Norwegian banks are well equipped to manage market stress and higher losses
In the bi-annual Financial Stability Report, Norges Bank assesses vulnerabilities and risk in the Norwegian financial system.
The international situation is marked by geopolitical unrest. The war in the Middle East has led to high volatility in energy and financial markets and is creating greater uncertainty about the economic outlook. This is increasing the risk of market stress and a downturn that could also affect Norway. However, Norges Bank’s Monetary Policy and Financial Stability Committee considers the Norwegian financial system to be robust.
“The Norwegian financial system is resilient. At the same time, uncertainty about future economic developments is greater than normal. Geopolitical unrest and increased unpredictability may result in sharp market movements and spill over to the Norwegian economy, but Norwegian banks are well equipped to withstand both market stress and higher losses”, says Deputy Governor Pål Longva.
In a more turbulent world, the risk of targeted cyberattacks and other operational disruptions increases. Artificial intelligence may make it easier to exploit vulnerabilities.
The financial system is becoming more interconnected and complex
Non-bank financial institutions (NBFIs) may contribute to increased competition and new forms of financing but may also be a source of new vulnerabilities. Risk may be transferred to market participants that have less capacity to bear such risk and are less transparent.
In many countries, the volume of private credit and securitisation has grown. In Norway, banks continue to be the dominant providers of credit, and it is the Committee’s assessment that the current role of NBFIs in credit provision does not constitute a financial stability risk.
Norwegian banks are well equipped to withstand stress
Norwegian banks satisfy capital and liquidity requirements by an ample margin and have adequate access to both deposits and wholesale funding. Analyses in this Report show that banks have sufficient liquidity reserves to cope with an extended period of severe stress in funding markets.

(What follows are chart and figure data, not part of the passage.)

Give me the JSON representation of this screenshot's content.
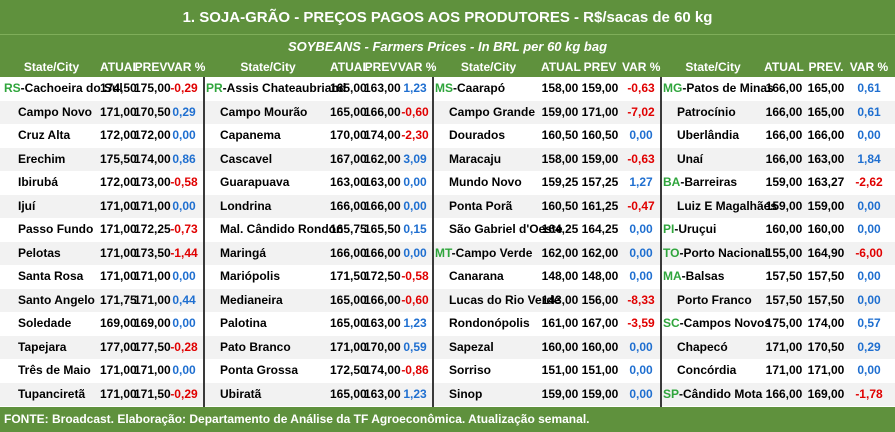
{
  "title": "1. SOJA-GRÃO - PREÇOS PAGOS AOS PRODUTORES - R$/sacas de 60 kg",
  "subtitle": "SOYBEANS - Farmers Prices - In BRL per 60 kg bag",
  "footer": "FONTE: Broadcast. Elaboração: Departamento de Análise da TF Agroeconômica. Atualização semanal.",
  "colors": {
    "header_bg": "#5f913d",
    "state_code": "#2fa53c",
    "negative": "#e00000",
    "positive": "#1f6fd0"
  },
  "groups": [
    {
      "headers": {
        "city": "State/City",
        "atual": "ATUAL",
        "prev": "PREV",
        "var": "VAR %"
      },
      "rows": [
        {
          "state": "RS",
          "city": "Cachoeira do Sul",
          "atual": "174,50",
          "prev": "175,00",
          "var": "-0,29"
        },
        {
          "state": "",
          "city": "Campo Novo",
          "atual": "171,00",
          "prev": "170,50",
          "var": "0,29"
        },
        {
          "state": "",
          "city": "Cruz Alta",
          "atual": "172,00",
          "prev": "172,00",
          "var": "0,00"
        },
        {
          "state": "",
          "city": "Erechim",
          "atual": "175,50",
          "prev": "174,00",
          "var": "0,86"
        },
        {
          "state": "",
          "city": "Ibirubá",
          "atual": "172,00",
          "prev": "173,00",
          "var": "-0,58"
        },
        {
          "state": "",
          "city": "Ijuí",
          "atual": "171,00",
          "prev": "171,00",
          "var": "0,00"
        },
        {
          "state": "",
          "city": "Passo Fundo",
          "atual": "171,00",
          "prev": "172,25",
          "var": "-0,73"
        },
        {
          "state": "",
          "city": "Pelotas",
          "atual": "171,00",
          "prev": "173,50",
          "var": "-1,44"
        },
        {
          "state": "",
          "city": "Santa Rosa",
          "atual": "171,00",
          "prev": "171,00",
          "var": "0,00"
        },
        {
          "state": "",
          "city": "Santo Angelo",
          "atual": "171,75",
          "prev": "171,00",
          "var": "0,44"
        },
        {
          "state": "",
          "city": "Soledade",
          "atual": "169,00",
          "prev": "169,00",
          "var": "0,00"
        },
        {
          "state": "",
          "city": "Tapejara",
          "atual": "177,00",
          "prev": "177,50",
          "var": "-0,28"
        },
        {
          "state": "",
          "city": "Três de Maio",
          "atual": "171,00",
          "prev": "171,00",
          "var": "0,00"
        },
        {
          "state": "",
          "city": "Tupanciretã",
          "atual": "171,00",
          "prev": "171,50",
          "var": "-0,29"
        }
      ]
    },
    {
      "headers": {
        "city": "State/City",
        "atual": "ATUAL",
        "prev": "PREV",
        "var": "VAR %"
      },
      "rows": [
        {
          "state": "PR",
          "city": "Assis Chateaubriand",
          "atual": "165,00",
          "prev": "163,00",
          "var": "1,23"
        },
        {
          "state": "",
          "city": "Campo Mourão",
          "atual": "165,00",
          "prev": "166,00",
          "var": "-0,60"
        },
        {
          "state": "",
          "city": "Capanema",
          "atual": "170,00",
          "prev": "174,00",
          "var": "-2,30"
        },
        {
          "state": "",
          "city": "Cascavel",
          "atual": "167,00",
          "prev": "162,00",
          "var": "3,09"
        },
        {
          "state": "",
          "city": "Guarapuava",
          "atual": "163,00",
          "prev": "163,00",
          "var": "0,00"
        },
        {
          "state": "",
          "city": "Londrina",
          "atual": "166,00",
          "prev": "166,00",
          "var": "0,00"
        },
        {
          "state": "",
          "city": "Mal. Cândido Rondon",
          "atual": "165,75",
          "prev": "165,50",
          "var": "0,15"
        },
        {
          "state": "",
          "city": "Maringá",
          "atual": "166,00",
          "prev": "166,00",
          "var": "0,00"
        },
        {
          "state": "",
          "city": "Mariópolis",
          "atual": "171,50",
          "prev": "172,50",
          "var": "-0,58"
        },
        {
          "state": "",
          "city": "Medianeira",
          "atual": "165,00",
          "prev": "166,00",
          "var": "-0,60"
        },
        {
          "state": "",
          "city": "Palotina",
          "atual": "165,00",
          "prev": "163,00",
          "var": "1,23"
        },
        {
          "state": "",
          "city": "Pato Branco",
          "atual": "171,00",
          "prev": "170,00",
          "var": "0,59"
        },
        {
          "state": "",
          "city": "Ponta Grossa",
          "atual": "172,50",
          "prev": "174,00",
          "var": "-0,86"
        },
        {
          "state": "",
          "city": "Ubiratã",
          "atual": "165,00",
          "prev": "163,00",
          "var": "1,23"
        }
      ]
    },
    {
      "headers": {
        "city": "State/City",
        "atual": "ATUAL",
        "prev": "PREV",
        "var": "VAR %"
      },
      "rows": [
        {
          "state": "MS",
          "city": "Caarapó",
          "atual": "158,00",
          "prev": "159,00",
          "var": "-0,63"
        },
        {
          "state": "",
          "city": "Campo Grande",
          "atual": "159,00",
          "prev": "171,00",
          "var": "-7,02"
        },
        {
          "state": "",
          "city": "Dourados",
          "atual": "160,50",
          "prev": "160,50",
          "var": "0,00"
        },
        {
          "state": "",
          "city": "Maracaju",
          "atual": "158,00",
          "prev": "159,00",
          "var": "-0,63"
        },
        {
          "state": "",
          "city": "Mundo Novo",
          "atual": "159,25",
          "prev": "157,25",
          "var": "1,27"
        },
        {
          "state": "",
          "city": "Ponta Porã",
          "atual": "160,50",
          "prev": "161,25",
          "var": "-0,47"
        },
        {
          "state": "",
          "city": "São Gabriel d'Oeste",
          "atual": "164,25",
          "prev": "164,25",
          "var": "0,00"
        },
        {
          "state": "MT",
          "city": "Campo Verde",
          "atual": "162,00",
          "prev": "162,00",
          "var": "0,00"
        },
        {
          "state": "",
          "city": "Canarana",
          "atual": "148,00",
          "prev": "148,00",
          "var": "0,00"
        },
        {
          "state": "",
          "city": "Lucas do Rio Verde",
          "atual": "143,00",
          "prev": "156,00",
          "var": "-8,33"
        },
        {
          "state": "",
          "city": "Rondonópolis",
          "atual": "161,00",
          "prev": "167,00",
          "var": "-3,59"
        },
        {
          "state": "",
          "city": "Sapezal",
          "atual": "160,00",
          "prev": "160,00",
          "var": "0,00"
        },
        {
          "state": "",
          "city": "Sorriso",
          "atual": "151,00",
          "prev": "151,00",
          "var": "0,00"
        },
        {
          "state": "",
          "city": "Sinop",
          "atual": "159,00",
          "prev": "159,00",
          "var": "0,00"
        }
      ]
    },
    {
      "headers": {
        "city": "State/City",
        "atual": "ATUAL",
        "prev": "PREV.",
        "var": "VAR %"
      },
      "rows": [
        {
          "state": "MG",
          "city": "Patos de Minas",
          "atual": "166,00",
          "prev": "165,00",
          "var": "0,61"
        },
        {
          "state": "",
          "city": "Patrocínio",
          "atual": "166,00",
          "prev": "165,00",
          "var": "0,61"
        },
        {
          "state": "",
          "city": "Uberlândia",
          "atual": "166,00",
          "prev": "166,00",
          "var": "0,00"
        },
        {
          "state": "",
          "city": "Unaí",
          "atual": "166,00",
          "prev": "163,00",
          "var": "1,84"
        },
        {
          "state": "BA",
          "city": "Barreiras",
          "atual": "159,00",
          "prev": "163,27",
          "var": "-2,62"
        },
        {
          "state": "",
          "city": "Luiz E Magalhães",
          "atual": "159,00",
          "prev": "159,00",
          "var": "0,00"
        },
        {
          "state": "PI",
          "city": "Uruçui",
          "atual": "160,00",
          "prev": "160,00",
          "var": "0,00"
        },
        {
          "state": "TO",
          "city": "Porto Nacional",
          "atual": "155,00",
          "prev": "164,90",
          "var": "-6,00"
        },
        {
          "state": "MA",
          "city": "Balsas",
          "atual": "157,50",
          "prev": "157,50",
          "var": "0,00"
        },
        {
          "state": "",
          "city": "Porto Franco",
          "atual": "157,50",
          "prev": "157,50",
          "var": "0,00"
        },
        {
          "state": "SC",
          "city": "Campos Novos",
          "atual": "175,00",
          "prev": "174,00",
          "var": "0,57"
        },
        {
          "state": "",
          "city": "Chapecó",
          "atual": "171,00",
          "prev": "170,50",
          "var": "0,29"
        },
        {
          "state": "",
          "city": "Concórdia",
          "atual": "171,00",
          "prev": "171,00",
          "var": "0,00"
        },
        {
          "state": "SP",
          "city": "Cândido Mota",
          "atual": "166,00",
          "prev": "169,00",
          "var": "-1,78"
        }
      ]
    }
  ]
}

The analyses also show that a scenario with an abrupt increase in carbon prices and new climate policy requirements can result in substantial bank losses. Banks as a whole can absorb large losses, and a reduction of capital buffer requirements in such a scenario would provide banks with more leeway to continue to provide credit, also in a deep economic downturn.
“Banks’ profitability is the first line of defence against losses. Norwegian banks have efficient operations and low losses, which bolsters resilience in the face of uncertainty”, says Pål Longva.
The capital buffers should be maintained
The Committee has decided to keep the countercyclical capital buffer unchanged at 2.5 percent and has advised the Ministry of Finance to maintain the systemic risk buffer at the current level of 4.5 percent.
At the same time, the Committee emphasises that international regulatory work is characterised by discussions on the simplification of capital requirements and reporting.
“There are good reasons to explore opportunities to simplify a complex regulatory framework, but it is important that this is not at the expense of financial system resilience”, says Deputy Governor Pål Longva.